Moreover the devout Mother furnished each one of them with a small metal case, in which She placed three of the thorns from the crown of her divine Son, some pieces of the cloths in which She had wrapped the infant Savior, and of the linen with which She had wiped and caught the most precious blood of the Circumcision and Passion of the Lord. All these sacred pledges She had preserved with the greatest care and veneration, as the Mother and the Treasure-keeper of heaven. In order to consign them to the Apostles She called them together and, with the majesty of a Queen and the tenderness of a Mother, She told them that these remembrances, with which She would enrich them on their departure, were the greatest treasures in her possession; for in them they would carry with them vivid remembrances of her divine Son and the certain assurance, that the Lord loved them as his children and as ministers of the Most High. Then She handed them those relics, which they received with tears of consolation and joy. They thanked the great Queen for these favors and prostrated themselves in adoration of the sacred relics. Embracing they bade farewell to each other, saint James being the first to depart and commence his mission.

WORDS OF THE QUEEN.

My daughter, by the lessons contained in this chapter I wish to draw thee to deplore, with inmost groaning and sighing and, if possible, with tears of blood, the difference between the state of the holy Church in our times and that of those primitive times; how its purest gold of holiness has been obscured (Thren. 4.1,), and the ancient beauty in which the Apostles have founded it, is lost; how it has sought foreign and deceitful powders and paints to cover the horrid and distorted ugliness of vice. In order that thou mayest penetrate into this truth, thou must renew in thyself the consideration of the force and eagerness, with which the Divinity seeks to communicate his goodness and perfection to creatures. So great is the impetus of the river of God's goodness overflowing on mankind, that only the free will of man, which He has given to Him in order to receive benefits, can raise a dam against it; and whenever, through this free will, man resists the influence and force of the divine Goodness, he (according to thy mode of understanding), violates and grieves this immense love in its very essence. But if creatures would place no obstacle and permit its operations, the whole soul would be inundated and satiated with participation in its divine essence and attributes. It would raise the fallen from the dust, enrich the indigent children of Adam, place them above all their miseries and seat them with the princes of his glory (I Kings 2, 8).

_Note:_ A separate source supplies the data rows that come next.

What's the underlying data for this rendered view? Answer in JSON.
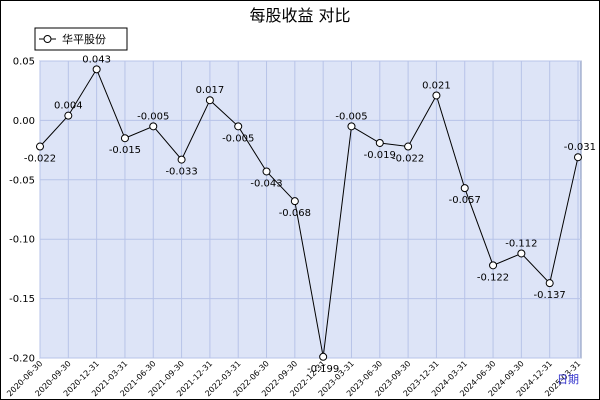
{
  "chart_data": {
    "type": "line",
    "title": "每股收益  对比",
    "corner_label": "日期",
    "legend": {
      "placement": "top-left",
      "entries": [
        "华平股份"
      ]
    },
    "ylim": [
      -0.2,
      0.05
    ],
    "yticks": [
      "0.05",
      "0.00",
      "-0.05",
      "-0.10",
      "-0.15",
      "-0.20"
    ],
    "grid": true,
    "colors": {
      "plot_bg": "#dde4f7",
      "grid": "#b7c3e8",
      "line": "#000000"
    },
    "x": [
      "2020-06-30",
      "2020-09-30",
      "2020-12-31",
      "2021-03-31",
      "2021-06-30",
      "2021-09-30",
      "2021-12-31",
      "2022-03-31",
      "2022-06-30",
      "2022-09-30",
      "2022-12-31",
      "2023-03-31",
      "2023-06-30",
      "2023-09-30",
      "2023-12-31",
      "2024-03-31",
      "2024-06-30",
      "2024-09-30",
      "2024-12-31",
      "2025-03-31"
    ],
    "series": [
      {
        "name": "华平股份",
        "values": [
          -0.022,
          0.004,
          0.043,
          -0.015,
          -0.005,
          -0.033,
          0.017,
          -0.005,
          -0.043,
          -0.068,
          -0.199,
          -0.005,
          -0.019,
          -0.022,
          0.021,
          -0.057,
          -0.122,
          -0.112,
          -0.137,
          -0.031
        ],
        "labels": [
          "-0.022",
          "0.004",
          "0.043",
          "-0.015",
          "-0.005",
          "-0.033",
          "0.017",
          "-0.005",
          "-0.043",
          "-0.068",
          "-0.199",
          "-0.005",
          "-0.019",
          "-0.022",
          "0.021",
          "-0.057",
          "-0.122",
          "-0.112",
          "-0.137",
          "-0.031"
        ]
      }
    ]
  }
}
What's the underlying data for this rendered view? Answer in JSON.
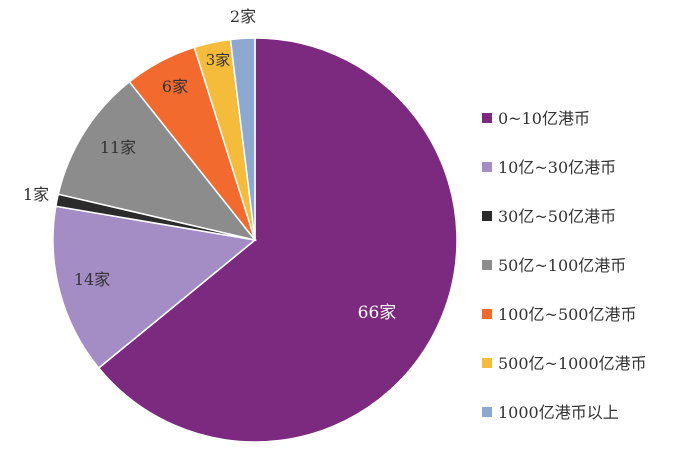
{
  "chart_data": {
    "type": "pie",
    "title": "",
    "unit_suffix": "家",
    "slices": [
      {
        "label": "0~10亿港币",
        "value": 66,
        "color": "#7b2a7f",
        "data_label": "66家"
      },
      {
        "label": "10亿~30亿港币",
        "value": 14,
        "color": "#a48cc4",
        "data_label": "14家"
      },
      {
        "label": "30亿~50亿港币",
        "value": 1,
        "color": "#2b2b2b",
        "data_label": "1家"
      },
      {
        "label": "50亿~100亿港币",
        "value": 11,
        "color": "#8c8c8c",
        "data_label": "11家"
      },
      {
        "label": "100亿~500亿港币",
        "value": 6,
        "color": "#f26a2e",
        "data_label": "6家"
      },
      {
        "label": "500亿~1000亿港币",
        "value": 3,
        "color": "#f5bb3a",
        "data_label": "3家"
      },
      {
        "label": "1000亿港币以上",
        "value": 2,
        "color": "#8ea9d0",
        "data_label": "2家"
      }
    ],
    "legend_position": "right",
    "start": "12 o'clock, clockwise",
    "text_color": "#333333"
  }
}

From this, my daughter, thou wilt understand two things unknown to human wisdom. First, how pleasing to the highest Goodness is the service of those who, with an ardent zeal for God's glory, devote their labor and solicitude toward removing the obstacles, which men place to their own justification and the communication of his favors. The satisfaction of the Most High, arising from this work in others, cannot be estimated in mortal life. On this account the ministry of the Apostles, the prelates, the priests and preachers of the divine word are so highly exalted; for they succeed in office those, who founded the Church and who labored in its preservation and extension; all of them are to be co-operators and executors of the immense love of God for the souls created to be sharers in his Divinity. Secondly, thou must ponder the greatness and abundance of the gifts and favors, which the infinite power communicates to those souls, who do not hinder his most liberal bounty. The Lord manifested this truth immediately in the beginnings of the evangelical Church, when, to all those who were to enter into it, He showed his bounty by such great prodigies and wonders, frequently sending the Holy Ghost in a visible manner, working miracles in those who accepted the Creed, and showering forth other hidden favors on the faithful.